Tuberculosis is spread through the air, when people who have the disease cough, sneeze, or spit. One third of the world’s current population has been infected with M. tuberculosis, and new infections occur at a rate of one per second.[2] However, most of these cases will not develop the full-blown disease; asymptomatic, latent infection is most common. About one in ten of these latent infections will eventually progress to active disease, which, if left untreated, kills more than half of its victims. In 2004, mortality and morbidity statistics included 14.6 million chronic active cases, 8.9 million new cases, and 1.6 million deaths, mostly in developing countries.[2] In addition, a rising number of people in the developed world are contracting tuberculosis because their immune systems are compromised by immunosuppressive drugs, substance abuse, or AIDS. The distribution of tuberculosis is not uniform across the globe with about 80% of the population in many Asian and African countries testing positive in tuberculin tests, while only 5-10% of the US population test positive.[1] It is estimated that the US has 25,000 new cases of tuberculosis each year, 40% of which occur in immigrants from countries where tuberculosis is endemic.[1]

In the past, tuberculosis has been called consumption, because it seemed to consume people from within, with a bloody cough, fever, pallor, and long relentless wasting. Other names included phthisis (Greek for consumption) and phthisis pulmonalis; scrofula (in adults), affecting the lymphatic system and resulting in swollen neck glands; tabes mesenterica, TB of the abdomen and lupus vulgaris, TB of the skin; wasting disease; white plague, because sufferers appear markedly pale; king’s evil, because it was believed that a king’s touch would heal scrofula; and Pott’s disease, or gibbus of the spine and joints.[3][4] Miliary tuberculosis—now commonly known as disseminated TB—occurs when the infection invades the circulatory system resulting in lesions which have the appearance of millet seeds on X-ray.[3][5] TB is also called Koch’s disease after the scientist Robert Koch.[6]

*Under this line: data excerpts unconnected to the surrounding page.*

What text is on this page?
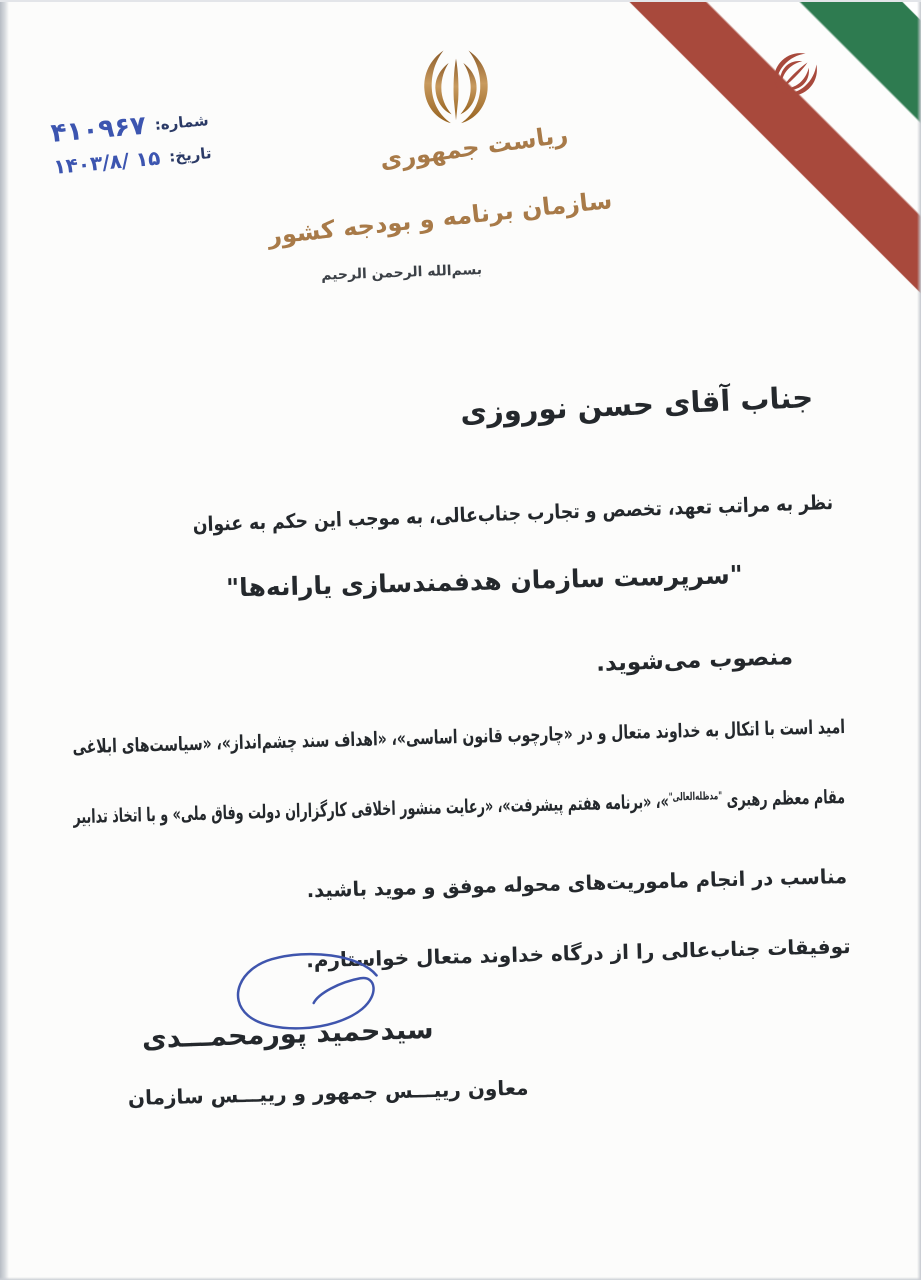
شماره:
۴۱۰۹۶۷
تاریخ:
۱۴۰۳/۸/ ۱۵	ریاست جمهوری
سازمان برنامه و بودجه کشور
بسم‌الله الرحمن الرحیم
جناب آقای حسن نوروزی
نظر به مراتب تعهد، تخصص و تجارب جناب‌عالی، به موجب این حکم به عنوان
"سرپرست سازمان هدفمندسازی یارانه‌ها"
منصوب می‌شوید.
امید است با اتکال به خداوند متعال و در «چارچوب قانون اساسی»، «اهداف سند چشم‌انداز»، «سیاست‌های ابلاغی
مقام معظم رهبری $^{"مدظله‌العالی"}$»، «برنامه هفتم پیشرفت»، «رعایت منشور اخلاقی کارگزاران دولت وفاق ملی» و با اتخاذ تدابیر
مناسب در انجام ماموریت‌های محوله موفق و موید باشید.
توفیقات جناب‌عالی را از درگاه خداوند متعال خواستارم.
سیدحمید پورمحمـــدی
معاون رییـــس جمهور و رییـــس سازمان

When the disease becomes active, 75% of the cases are pulmonary TB. Symptoms include chest pain, coughing up blood, and a productive, prolonged cough for more than three weeks. Systemic symptoms include fever, chills, night sweats, appetite loss, weight loss, pallor, and often a tendency to fatigue very easily.[2]

In the other 25% of active cases, the infection moves from the lungs, causing other kinds of TB, collectively denoted extrapulmonary tuberculosis[7]. This occurs more commonly in immunosuppressed persons and young children. Extrapulmonary infection sites include the pleura in tuberculosis pleurisy, the central nervous system in meningitis, the lymphatic system in scrofula of the neck, the genitourinary system in urogenital tuberculosis, and bones and joints in Pott’s disease of the spine. An especially serious form is disseminated TB, more commonly known as miliary tuberculosis. Although extrapulmonary TB is not contagious, it may co-exist with pulmonary TB, which is contagious.[8]

The primary cause of TB, Mycobacterium tuberculosis, is an aerobic bacterium that divides every 16 to 20 hours, an extremely slow rate compared with other bacteria, which usually divide in less than an hour.[9] (For example, one of the fastest-growing bacteria is a strain of E. coli that can divide roughly every 20 minutes.) Since MTB has a cell wall but lacks a phospholipid outer membrane, it is classified as a Gram-positive bacterium. However, if a Gram stain is performed, MTB either stains very weakly Gram-positive or does not retain dye due to the high lipid & mycolic acid content of its cell wall.[10] MTB is a small rod-like bacillus that can withstand weak disinfectants and survive in a dry state for weeks. In nature, the bacterium can grow only within the cells of a host organism, but M. tuberculosis can be cultured in vitro.[11]